I was having coffee after work the other day with a friend and we were discussing this whole matter. We realized as we were talking that, after 2,000 years of ascendency; after 2,000 years of being the sole owners and arbiters of salvation through Jesus Christ, the Christian church might not want to acknowledge that “the mountain of the house of the Lord shall be established as the highest of the mountains.” They might not want to repeat the words of the Master when he said (John 4:22) “salvation is from the Jews.”

In other words, we Christians might not want to face the fact that when the Jewish King returns, he will restore Israel to its rightful place at the head of the nations, he will establish forever the full redemption of his Jewish people, and it is we from among the nations who will “flow” up to Jerusalem and the Temple Mount to honor the King of the Jews and to worship the God of Abraham, Isaac, and Jacob.

Rather than the church expecting it to be the other way around. Rather than the Jews “flowing up” to Christianity and abandoning Judaism, the Torah, and ultimately, the Jewish Messiah King.

Kind of humbling for we Christians, isn’t it?

I cheated a bit when I quoted Rabbi Freeman earlier. Here’s the full text of what he said:

Everyone agrees with all the wonderful advice and ethics written in the books of the sages. Everyone agrees that this is the way to run your life. The only issue each one of us has is whether those words are truly meant for me, or for someone else in some other time and place.

If it is truth, it is meant for you, now, here.

There is a truth about our existence in this world that we aren’t always aware of. Maybe we’ve never been aware of it, but it rests inside of us, like a cocoon which appears dormant or even lifeless, and yet contains the beginnings of what will become a spectacular butterfly.

Like a new life being nurtured in a mother’s womb, the will of God for each of us is embedded within our souls, waiting for the right moment to begin to stir. I believe that’s what is happening now in Christianity and Judaism. I believe this is part of what the Master called in Matthew 24:8 “the birth pangs” (please don’t overanalyze that metaphor and say he was really talking about wars and earthquakes…I think he was also talking about what I’m talking about).

Any woman who has ever given birth can tell you that it is a wonderful, and terrifying, and ecstatic, and agonizing experience. So too are the birth pangs we are approaching as Christianity and Judaism, divided for so many centuries, approaches an intersection that God saw and destined before He built the foundations of the Universe.

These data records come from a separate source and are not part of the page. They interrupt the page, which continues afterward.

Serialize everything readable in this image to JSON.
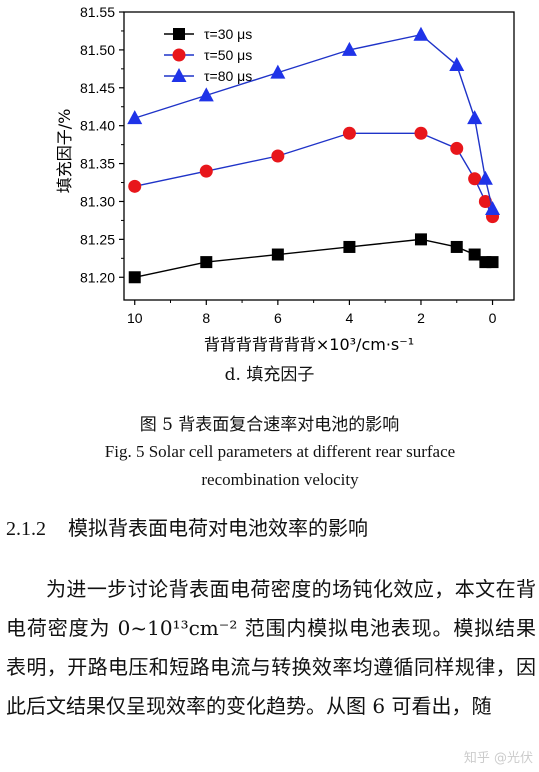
{
  "chart_data": {
    "type": "line",
    "xlabel": "背背背背背背背×10³/cm·s⁻¹",
    "ylabel": "填充因子/%",
    "x_ticks": [
      10,
      8,
      6,
      4,
      2,
      0
    ],
    "y_ticks": [
      "81.20",
      "81.25",
      "81.30",
      "81.35",
      "81.40",
      "81.45",
      "81.50",
      "81.55"
    ],
    "xlim": [
      10.3,
      -0.6
    ],
    "ylim": [
      81.17,
      81.55
    ],
    "grid": false,
    "legend_position": "top-left",
    "series": [
      {
        "name": "τ=30 μs",
        "color": "#000000",
        "marker": "square",
        "x": [
          10,
          8,
          6,
          4,
          2,
          1,
          0.5,
          0.2,
          0
        ],
        "y": [
          81.2,
          81.22,
          81.23,
          81.24,
          81.25,
          81.24,
          81.23,
          81.22,
          81.22
        ]
      },
      {
        "name": "τ=50 μs",
        "color": "#1f33c8",
        "marker_color": "#e8161b",
        "marker": "circle",
        "x": [
          10,
          8,
          6,
          4,
          2,
          1,
          0.5,
          0.2,
          0
        ],
        "y": [
          81.32,
          81.34,
          81.36,
          81.39,
          81.39,
          81.37,
          81.33,
          81.3,
          81.28
        ]
      },
      {
        "name": "τ=80 μs",
        "color": "#1f33c8",
        "marker_color": "#1f33e8",
        "marker": "triangle",
        "x": [
          10,
          8,
          6,
          4,
          2,
          1,
          0.5,
          0.2,
          0
        ],
        "y": [
          81.41,
          81.44,
          81.47,
          81.5,
          81.52,
          81.48,
          81.41,
          81.33,
          81.29
        ]
      }
    ]
  },
  "subcaption": "d.  填充因子",
  "caption_zh": "图 5   背表面复合速率对电池的影响",
  "caption_en": "Fig. 5    Solar cell parameters at different rear surface recombination velocity",
  "section": {
    "number": "2.1.2",
    "title": "模拟背表面电荷对电池效率的影响"
  },
  "paragraph": "为进一步讨论背表面电荷密度的场钝化效应，本文在背电荷密度为 0~10¹³cm⁻² 范围内模拟电池表现。模拟结果表明，开路电压和短路电流与转换效率均遵循同样规律，因此后文结果仅呈现效率的变化趋势。从图 6 可看出，随",
  "watermark": "知乎 @光伏"
}
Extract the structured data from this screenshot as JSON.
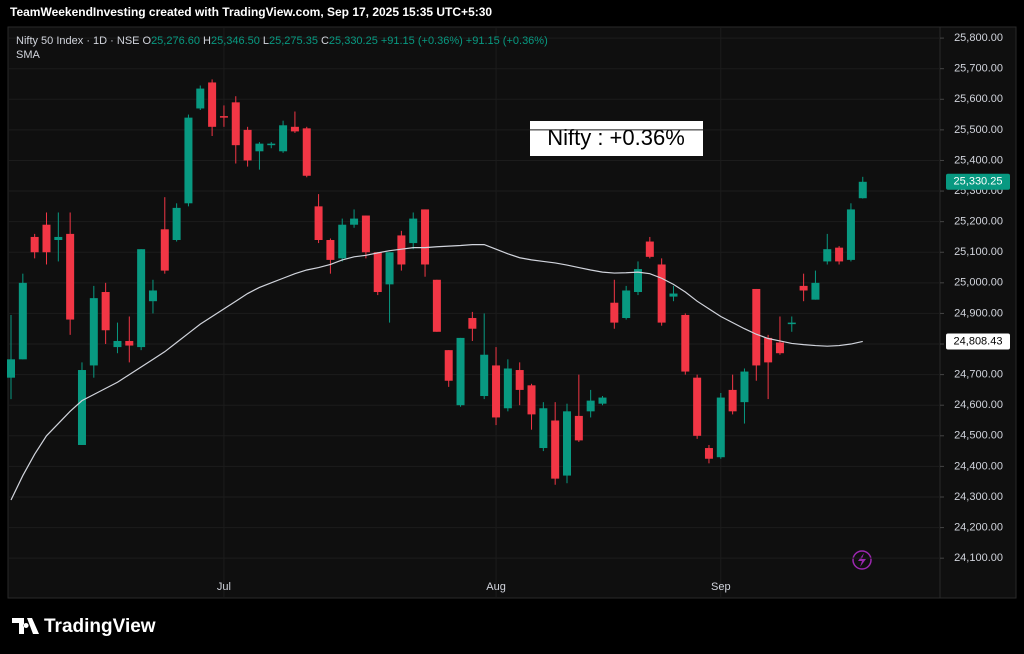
{
  "header": "TeamWeekendInvesting created with TradingView.com, Sep 17, 2025 15:35 UTC+5:30",
  "footer": "TradingView",
  "chart_data": {
    "type": "candlestick",
    "title": "Nifty 50 Index · 1D · NSE",
    "ohlc_legend": [
      {
        "key": "O",
        "value": "25,276.60"
      },
      {
        "key": "H",
        "value": "25,346.50"
      },
      {
        "key": "L",
        "value": "25,275.35"
      },
      {
        "key": "C",
        "value": "25,330.25"
      }
    ],
    "change_labels": [
      "+91.15 (+0.36%)",
      "+91.15 (+0.36%)"
    ],
    "annotation": "Nifty : +0.36%",
    "last_label": "25,330.25",
    "up_color": "#089981",
    "down_color": "#f23645",
    "categories": [
      null,
      null,
      null,
      null,
      null,
      null,
      null,
      null,
      null,
      null,
      null,
      null,
      null,
      null,
      null,
      null,
      null,
      null,
      "Jul",
      null,
      null,
      null,
      null,
      null,
      null,
      null,
      null,
      null,
      null,
      null,
      null,
      null,
      null,
      null,
      null,
      null,
      null,
      null,
      null,
      null,
      null,
      "Aug",
      null,
      null,
      null,
      null,
      null,
      null,
      null,
      null,
      null,
      null,
      null,
      null,
      null,
      null,
      null,
      null,
      null,
      null,
      "Sep",
      null,
      null,
      null,
      null,
      null,
      null,
      null,
      null,
      null,
      null,
      null,
      null
    ],
    "open": [
      24690,
      24750,
      25150,
      25190,
      25140,
      25160,
      24470,
      24730,
      24970,
      24790,
      24810,
      24790,
      24940,
      25175,
      25140,
      25260,
      25570,
      25655,
      25545,
      25590,
      25500,
      25430,
      25450,
      25430,
      25510,
      25505,
      25250,
      25140,
      25080,
      25190,
      25220,
      25100,
      24995,
      25155,
      25130,
      25240,
      25010,
      24780,
      24600,
      24885,
      24630,
      24730,
      24590,
      24715,
      24665,
      24460,
      24550,
      24370,
      24565,
      24580,
      24605,
      24935,
      24885,
      24970,
      25135,
      25060,
      24955,
      24895,
      24690,
      24460,
      24430,
      24650,
      24610,
      24980,
      24820,
      24805,
      24865,
      24990,
      24945,
      25070,
      25115,
      25075,
      25276.6
    ],
    "high": [
      24895,
      25030,
      25160,
      25230,
      25230,
      25230,
      24740,
      24990,
      25000,
      24870,
      24890,
      25110,
      25010,
      25280,
      25260,
      25550,
      25645,
      25665,
      25580,
      25610,
      25510,
      25460,
      25460,
      25530,
      25560,
      25510,
      25290,
      25145,
      25210,
      25240,
      25220,
      25100,
      25100,
      25170,
      25230,
      25240,
      25010,
      24780,
      24820,
      24905,
      24900,
      24790,
      24750,
      24740,
      24670,
      24610,
      24610,
      24605,
      24700,
      24650,
      24630,
      25010,
      24990,
      25070,
      25150,
      25080,
      24990,
      24900,
      24700,
      24470,
      24640,
      24700,
      24720,
      24980,
      24830,
      24890,
      24890,
      25030,
      25040,
      25160,
      25120,
      25260,
      25346.5
    ],
    "low": [
      24620,
      24750,
      25080,
      25060,
      25070,
      24830,
      24470,
      24690,
      24800,
      24770,
      24740,
      24780,
      24900,
      25030,
      25135,
      25250,
      25565,
      25480,
      25510,
      25390,
      25380,
      25370,
      25440,
      25425,
      25490,
      25345,
      25130,
      25030,
      25070,
      25180,
      25080,
      24960,
      24870,
      25040,
      25110,
      25020,
      24840,
      24660,
      24595,
      24810,
      24620,
      24535,
      24580,
      24600,
      24520,
      24450,
      24340,
      24345,
      24480,
      24560,
      24600,
      24850,
      24880,
      24960,
      25080,
      24860,
      24940,
      24700,
      24490,
      24410,
      24425,
      24570,
      24540,
      24680,
      24620,
      24765,
      24840,
      24940,
      24945,
      25060,
      25060,
      25070,
      25275.35
    ],
    "close": [
      24750,
      25000,
      25100,
      25100,
      25150,
      24880,
      24715,
      24950,
      24845,
      24810,
      24795,
      25110,
      24975,
      25040,
      25245,
      25540,
      25635,
      25510,
      25540,
      25450,
      25400,
      25455,
      25455,
      25515,
      25495,
      25350,
      25140,
      25075,
      25190,
      25210,
      25100,
      24970,
      25100,
      25060,
      25210,
      25060,
      24840,
      24680,
      24820,
      24850,
      24765,
      24560,
      24720,
      24650,
      24570,
      24590,
      24360,
      24580,
      24485,
      24615,
      24625,
      24870,
      24975,
      25045,
      25085,
      24870,
      24965,
      24710,
      24500,
      24425,
      24625,
      24580,
      24710,
      24730,
      24740,
      24770,
      24870,
      24975,
      25000,
      25110,
      25070,
      25240,
      25330.25
    ],
    "series": [
      {
        "name": "SMA",
        "color": "#d1d4dc",
        "last_label": "24,808.43",
        "values": [
          24290,
          24370,
          24440,
          24500,
          24540,
          24580,
          24615,
          24635,
          24655,
          24675,
          24700,
          24725,
          24750,
          24775,
          24805,
          24835,
          24865,
          24890,
          24915,
          24940,
          24965,
          24985,
          25000,
          25015,
          25030,
          25042,
          25050,
          25060,
          25075,
          25085,
          25090,
          25098,
          25105,
          25110,
          25115,
          25115,
          25118,
          25120,
          25122,
          25125,
          25125,
          25110,
          25095,
          25082,
          25075,
          25070,
          25065,
          25058,
          25050,
          25042,
          25035,
          25032,
          25033,
          25035,
          25030,
          25015,
          24995,
          24970,
          24940,
          24915,
          24890,
          24870,
          24850,
          24832,
          24818,
          24810,
          24802,
          24798,
          24795,
          24793,
          24795,
          24800,
          24808.43
        ]
      }
    ],
    "ylim": [
      24045,
      25833
    ],
    "yticks": [
      {
        "value": 24100,
        "label": "24,100.00"
      },
      {
        "value": 24200,
        "label": "24,200.00"
      },
      {
        "value": 24300,
        "label": "24,300.00"
      },
      {
        "value": 24400,
        "label": "24,400.00"
      },
      {
        "value": 24500,
        "label": "24,500.00"
      },
      {
        "value": 24600,
        "label": "24,600.00"
      },
      {
        "value": 24700,
        "label": "24,700.00"
      },
      {
        "value": 24800,
        "label": "24,800.00"
      },
      {
        "value": 24900,
        "label": "24,900.00"
      },
      {
        "value": 25000,
        "label": "25,000.00"
      },
      {
        "value": 25100,
        "label": "25,100.00"
      },
      {
        "value": 25200,
        "label": "25,200.00"
      },
      {
        "value": 25300,
        "label": "25,300.00"
      },
      {
        "value": 25400,
        "label": "25,400.00"
      },
      {
        "value": 25500,
        "label": "25,500.00"
      },
      {
        "value": 25600,
        "label": "25,600.00"
      },
      {
        "value": 25700,
        "label": "25,700.00"
      },
      {
        "value": 25800,
        "label": "25,800.00"
      }
    ],
    "grid": true
  }
}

Our Lord, our Master, our Messiah is coming, but we all play a vital part in summoning his presence. We in the church must encourage the Jewish return to Torah and national redemption of Israel. Israel must be that light to the nations, drawing us all to God. Then the Moshiach will come, the Jewish King will ascend his throne, and the Temple of God will be called a house of prayer for all the nations.

For the children of Israel shall dwell many days without king or prince, without sacrifice or pillar, without ephod or household gods. Afterward the children of Israel shall return and seek the Lord their God, and David their king, and they shall come in fear to the Lord and to his goodness in the latter days. –Hosea 3:4-5 (ESV)

Blessed be the nation of Israel and may she return her heart to God and the Torah, that she may be redeemed and restored. And may the Messiah come soon and in our day.